Crafty Farmers

Just got back home from another fun, amazing and informative clinic with Manuel Trigo, on my Lusitano mares. Thanks to him I am finally beginning to understand horse training. It’s only taken 50 years! Piece of cake. Now we’re back to work on the ranch. I’m riding out to prowl the coastal patch. As I ride across the field, I see a miracle. The grassbur infestation is nearly gone! Our Corriente cattle have eaten the majority of the malignant, pain producing, seeds. However they have also considerably reduced the biomass of the field. Another few days and I’m going to have to move them to another field lest we overgraze the Bermuda and invite weed infestation. Which reminds me of the AgriLife extension class I just attended in which we Texans were warned about the deleterious effects of overgrazing.
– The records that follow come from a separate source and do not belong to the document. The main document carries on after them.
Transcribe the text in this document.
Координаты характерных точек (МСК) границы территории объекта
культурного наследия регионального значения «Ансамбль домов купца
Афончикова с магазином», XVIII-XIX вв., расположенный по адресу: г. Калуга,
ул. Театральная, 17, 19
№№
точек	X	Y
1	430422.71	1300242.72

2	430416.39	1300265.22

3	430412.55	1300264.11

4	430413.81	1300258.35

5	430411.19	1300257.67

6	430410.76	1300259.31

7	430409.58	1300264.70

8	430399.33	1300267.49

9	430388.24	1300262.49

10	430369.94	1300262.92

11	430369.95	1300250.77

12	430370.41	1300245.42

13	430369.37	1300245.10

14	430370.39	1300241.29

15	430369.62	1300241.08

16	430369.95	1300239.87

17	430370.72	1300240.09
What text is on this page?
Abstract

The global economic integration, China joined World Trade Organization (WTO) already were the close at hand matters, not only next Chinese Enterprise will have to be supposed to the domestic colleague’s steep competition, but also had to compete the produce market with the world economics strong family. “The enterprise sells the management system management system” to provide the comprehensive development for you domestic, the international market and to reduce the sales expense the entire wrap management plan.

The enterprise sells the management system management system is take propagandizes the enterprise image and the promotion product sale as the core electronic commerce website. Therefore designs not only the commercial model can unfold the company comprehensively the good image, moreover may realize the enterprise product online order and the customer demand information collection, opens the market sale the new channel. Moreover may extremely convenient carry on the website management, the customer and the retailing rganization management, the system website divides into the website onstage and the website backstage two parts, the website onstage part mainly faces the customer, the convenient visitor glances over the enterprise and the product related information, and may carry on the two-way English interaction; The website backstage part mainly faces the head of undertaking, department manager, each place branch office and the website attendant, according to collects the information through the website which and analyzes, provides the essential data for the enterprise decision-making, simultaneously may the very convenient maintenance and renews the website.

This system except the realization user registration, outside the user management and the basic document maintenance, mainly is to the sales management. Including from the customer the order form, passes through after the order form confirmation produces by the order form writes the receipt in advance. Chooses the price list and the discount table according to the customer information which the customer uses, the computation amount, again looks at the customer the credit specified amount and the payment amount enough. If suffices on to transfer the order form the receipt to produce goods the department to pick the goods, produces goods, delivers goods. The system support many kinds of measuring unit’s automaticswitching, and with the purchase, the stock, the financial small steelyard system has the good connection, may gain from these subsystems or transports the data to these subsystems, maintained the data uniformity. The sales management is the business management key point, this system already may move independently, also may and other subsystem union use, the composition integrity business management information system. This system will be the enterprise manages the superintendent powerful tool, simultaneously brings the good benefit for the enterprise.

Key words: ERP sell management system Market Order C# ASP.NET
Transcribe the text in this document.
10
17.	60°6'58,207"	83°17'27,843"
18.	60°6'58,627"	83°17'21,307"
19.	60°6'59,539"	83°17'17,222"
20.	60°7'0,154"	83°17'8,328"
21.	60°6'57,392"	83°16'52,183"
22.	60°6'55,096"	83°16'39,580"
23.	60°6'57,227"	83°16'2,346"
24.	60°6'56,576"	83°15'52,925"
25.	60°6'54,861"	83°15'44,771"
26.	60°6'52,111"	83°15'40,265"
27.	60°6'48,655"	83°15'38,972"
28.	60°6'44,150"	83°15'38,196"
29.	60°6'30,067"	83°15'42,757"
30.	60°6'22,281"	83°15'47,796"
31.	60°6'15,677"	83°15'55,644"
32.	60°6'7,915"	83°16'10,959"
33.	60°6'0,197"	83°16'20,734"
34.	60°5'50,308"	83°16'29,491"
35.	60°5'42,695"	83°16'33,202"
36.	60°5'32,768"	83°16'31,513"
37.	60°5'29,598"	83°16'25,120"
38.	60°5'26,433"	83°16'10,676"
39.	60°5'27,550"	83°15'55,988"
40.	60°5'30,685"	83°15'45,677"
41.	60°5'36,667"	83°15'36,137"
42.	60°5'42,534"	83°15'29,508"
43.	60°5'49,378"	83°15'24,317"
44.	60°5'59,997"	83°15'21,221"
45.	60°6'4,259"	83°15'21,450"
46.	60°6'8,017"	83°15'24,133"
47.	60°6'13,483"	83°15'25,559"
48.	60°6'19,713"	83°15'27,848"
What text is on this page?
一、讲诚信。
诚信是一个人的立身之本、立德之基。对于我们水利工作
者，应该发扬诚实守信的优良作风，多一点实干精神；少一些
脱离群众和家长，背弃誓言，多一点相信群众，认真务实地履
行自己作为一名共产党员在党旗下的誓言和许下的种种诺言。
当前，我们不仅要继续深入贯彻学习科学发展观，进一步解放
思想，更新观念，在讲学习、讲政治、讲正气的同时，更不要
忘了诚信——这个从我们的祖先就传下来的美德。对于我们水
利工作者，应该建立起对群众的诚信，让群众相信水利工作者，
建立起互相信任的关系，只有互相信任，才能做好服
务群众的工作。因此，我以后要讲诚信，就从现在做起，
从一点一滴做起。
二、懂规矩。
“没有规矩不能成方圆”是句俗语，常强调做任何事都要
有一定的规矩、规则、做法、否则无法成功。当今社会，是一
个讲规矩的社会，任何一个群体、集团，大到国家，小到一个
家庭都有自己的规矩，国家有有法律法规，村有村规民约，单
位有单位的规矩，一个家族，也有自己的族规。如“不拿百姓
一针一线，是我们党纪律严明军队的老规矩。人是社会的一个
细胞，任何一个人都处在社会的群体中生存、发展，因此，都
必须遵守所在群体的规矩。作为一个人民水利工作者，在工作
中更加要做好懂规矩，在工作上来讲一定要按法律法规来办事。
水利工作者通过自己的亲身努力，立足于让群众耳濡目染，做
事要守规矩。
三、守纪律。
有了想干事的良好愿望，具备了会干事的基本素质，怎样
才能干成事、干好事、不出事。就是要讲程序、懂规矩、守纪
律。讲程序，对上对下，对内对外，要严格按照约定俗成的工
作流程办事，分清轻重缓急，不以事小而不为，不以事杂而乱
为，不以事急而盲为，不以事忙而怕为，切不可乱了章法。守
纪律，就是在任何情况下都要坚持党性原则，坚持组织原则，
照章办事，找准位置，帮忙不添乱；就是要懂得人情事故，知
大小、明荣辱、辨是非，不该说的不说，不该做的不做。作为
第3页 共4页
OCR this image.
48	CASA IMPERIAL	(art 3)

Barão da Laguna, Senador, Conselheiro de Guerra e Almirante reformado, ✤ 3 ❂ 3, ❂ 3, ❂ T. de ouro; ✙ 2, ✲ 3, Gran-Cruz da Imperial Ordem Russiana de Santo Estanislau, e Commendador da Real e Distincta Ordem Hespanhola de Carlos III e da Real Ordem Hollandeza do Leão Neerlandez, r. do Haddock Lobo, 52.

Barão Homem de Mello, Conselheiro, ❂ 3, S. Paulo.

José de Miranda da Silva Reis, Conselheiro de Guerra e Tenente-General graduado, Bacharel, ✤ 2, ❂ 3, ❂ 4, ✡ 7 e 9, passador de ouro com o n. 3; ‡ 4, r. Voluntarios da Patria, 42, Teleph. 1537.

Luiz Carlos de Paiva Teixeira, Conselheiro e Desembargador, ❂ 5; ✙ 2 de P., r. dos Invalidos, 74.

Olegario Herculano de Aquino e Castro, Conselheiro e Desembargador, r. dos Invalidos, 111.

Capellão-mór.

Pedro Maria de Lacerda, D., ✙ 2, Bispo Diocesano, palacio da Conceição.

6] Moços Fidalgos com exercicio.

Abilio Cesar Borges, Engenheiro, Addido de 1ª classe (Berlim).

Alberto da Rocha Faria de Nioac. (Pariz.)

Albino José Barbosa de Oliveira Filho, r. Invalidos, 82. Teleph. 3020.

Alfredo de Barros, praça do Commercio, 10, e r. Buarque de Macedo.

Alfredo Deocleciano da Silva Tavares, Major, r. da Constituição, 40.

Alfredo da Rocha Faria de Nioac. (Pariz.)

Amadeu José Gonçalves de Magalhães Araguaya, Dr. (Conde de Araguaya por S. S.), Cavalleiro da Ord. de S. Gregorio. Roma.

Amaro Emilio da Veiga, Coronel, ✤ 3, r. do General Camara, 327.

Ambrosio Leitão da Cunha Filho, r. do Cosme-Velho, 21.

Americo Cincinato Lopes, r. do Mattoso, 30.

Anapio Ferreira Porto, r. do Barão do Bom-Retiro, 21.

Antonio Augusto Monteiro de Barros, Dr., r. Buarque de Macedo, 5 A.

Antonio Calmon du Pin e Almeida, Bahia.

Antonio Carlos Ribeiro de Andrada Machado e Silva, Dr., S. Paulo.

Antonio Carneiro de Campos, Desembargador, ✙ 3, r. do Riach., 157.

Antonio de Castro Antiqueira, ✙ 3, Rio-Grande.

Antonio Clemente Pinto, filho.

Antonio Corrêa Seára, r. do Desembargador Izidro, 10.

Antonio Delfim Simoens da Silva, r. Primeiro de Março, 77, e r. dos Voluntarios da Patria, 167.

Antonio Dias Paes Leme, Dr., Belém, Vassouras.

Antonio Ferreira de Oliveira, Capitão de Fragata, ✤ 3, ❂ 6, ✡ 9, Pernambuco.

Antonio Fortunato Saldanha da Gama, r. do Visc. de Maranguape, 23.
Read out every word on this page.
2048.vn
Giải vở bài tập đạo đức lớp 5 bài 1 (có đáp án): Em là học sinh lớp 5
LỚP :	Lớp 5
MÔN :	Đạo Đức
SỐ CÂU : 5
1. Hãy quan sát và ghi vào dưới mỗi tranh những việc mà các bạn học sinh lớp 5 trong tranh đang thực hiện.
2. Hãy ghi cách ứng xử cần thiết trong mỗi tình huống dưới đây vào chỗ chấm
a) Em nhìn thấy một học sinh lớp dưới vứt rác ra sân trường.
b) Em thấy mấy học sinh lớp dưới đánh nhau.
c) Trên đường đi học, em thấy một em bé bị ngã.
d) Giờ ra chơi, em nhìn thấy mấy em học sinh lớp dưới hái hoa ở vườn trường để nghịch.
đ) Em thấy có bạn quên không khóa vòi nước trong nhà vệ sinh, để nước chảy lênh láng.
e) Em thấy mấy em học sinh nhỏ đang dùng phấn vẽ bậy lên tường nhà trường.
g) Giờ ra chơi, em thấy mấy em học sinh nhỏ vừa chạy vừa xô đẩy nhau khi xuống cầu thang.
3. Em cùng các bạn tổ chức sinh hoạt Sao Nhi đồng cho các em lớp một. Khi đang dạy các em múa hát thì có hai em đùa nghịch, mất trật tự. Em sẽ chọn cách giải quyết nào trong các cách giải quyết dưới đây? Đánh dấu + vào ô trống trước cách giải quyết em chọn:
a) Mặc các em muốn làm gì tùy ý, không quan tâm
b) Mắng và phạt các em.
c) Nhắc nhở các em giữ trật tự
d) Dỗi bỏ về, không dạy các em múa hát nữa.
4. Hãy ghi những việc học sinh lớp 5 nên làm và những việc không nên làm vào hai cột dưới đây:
The other thing I noticed is that owing to the lower temperatures that we humans are now enjoying, the Bermuda grass, which loves heat, rain, and sunlight, is beginning to slow down its growth. Enter the no till pasture drill! We are now starting to plant oats in all of our hay meadows and pastures. I know it seems a little late, but if we had planted earlier, the coastal bermuda was still flourishing and it would have prevented the little baby oats from growing. Also now that we’re closer to frost date, we may escape losing our oat crop to army worms! Yes, it’s true, the challenges to successful agricultural production in the south of Texas are legion. So we have to be crafty farmers and ranchers. And even so, the one variable we cannot control is weather. The time for abundance in production in Texas is past as we have also had an enormous increase in our population in recent decades. Now is the season for science, experience, and novel ideas to take the helm as the work of feeding that population meets these challenges to our success. If the climate won’t help us our God-given brains must!